Which one is your favourite?
I don’t know that I have a particular one but certainly the Staff Awards are the ones that I tend to engage with the most as I am usually involved in the process of writing presentations for them. I take great care to write meaningful and comprehensive presentations for staff members who’ve put in literally years of their time and who I interact with the most on a day-to-day basis. In a way, they’re sorta my “crew.” So I always enjoy finding the right combination of Staff Awards that appropriately recognizes all that hard work, and also making sure that what we say in giving them to the recipients clearly explains just how meaningful it is for people to have put in this kind of dedication to our community.
Of all the awards you’ve been given over the years, which one has meant the most to you?
I’m always so deeply appreciative when staff or members want to recognize my work but I honestly try and avoid receiving awards when I can talk people out of it. For a long time I kinda just diverted the award nominations that came in for me! I want award ceremonies to be about everyone else’s hard work and dedication.
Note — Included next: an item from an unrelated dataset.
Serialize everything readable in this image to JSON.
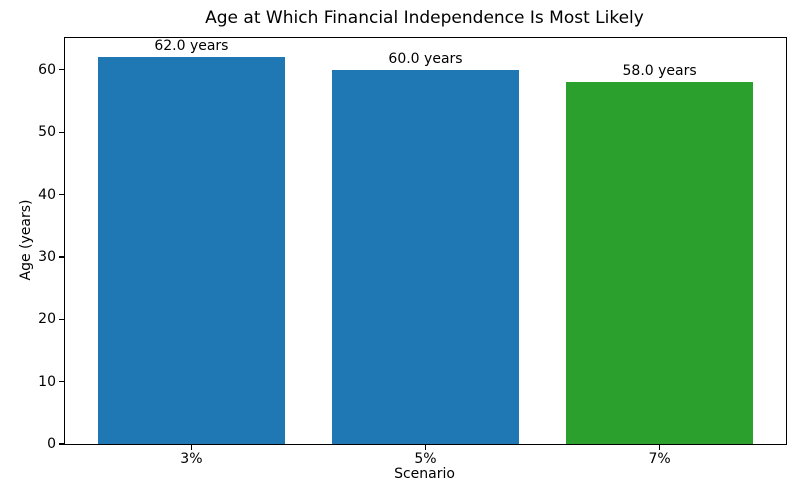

The first award I got was the Picard Award and I was very moved that folks wanted me to be the first recipient. In 1998, we had only been really an entity for four years and while I had certainly put in a lot of time and effort, there wasn’t much of a gap between me and others like Elinor who had also been there at that point for the entire time so that recognition felt very meaningful. Perhaps that gets at the core of why it seems a little self-indulgent to accept recognition sometimes? As the person who’s been here the longest, it’s like a foregone conclusion if I came up against someone else for a nomination and that doesn’t feel fair to anyone else nominated for the same award. Hence why it feels better to let others who haven’t had a chance to see their work recognized to have that moment.
The funny thing is that when I received the Great Bird Award it kinda just slipped by me. If I remember correctly, it was like we put together the whole ceremony and then I think Hollis put that award presentation in after the final edit? And I was like, “Hey, wait!” But the cat was out of the bag. That particular award had always looked like something that would just sit on the pedestal under the glass box and never be given to anyone – after a few years of no one receiving it – so when I was surprised by it I felt incredibly honored. It felt like real and personal recognition of the more than 10 years of work at that point and I still feel very proud to be the recipient of it.
Thank you for your time, Flt. Admiral Wolf!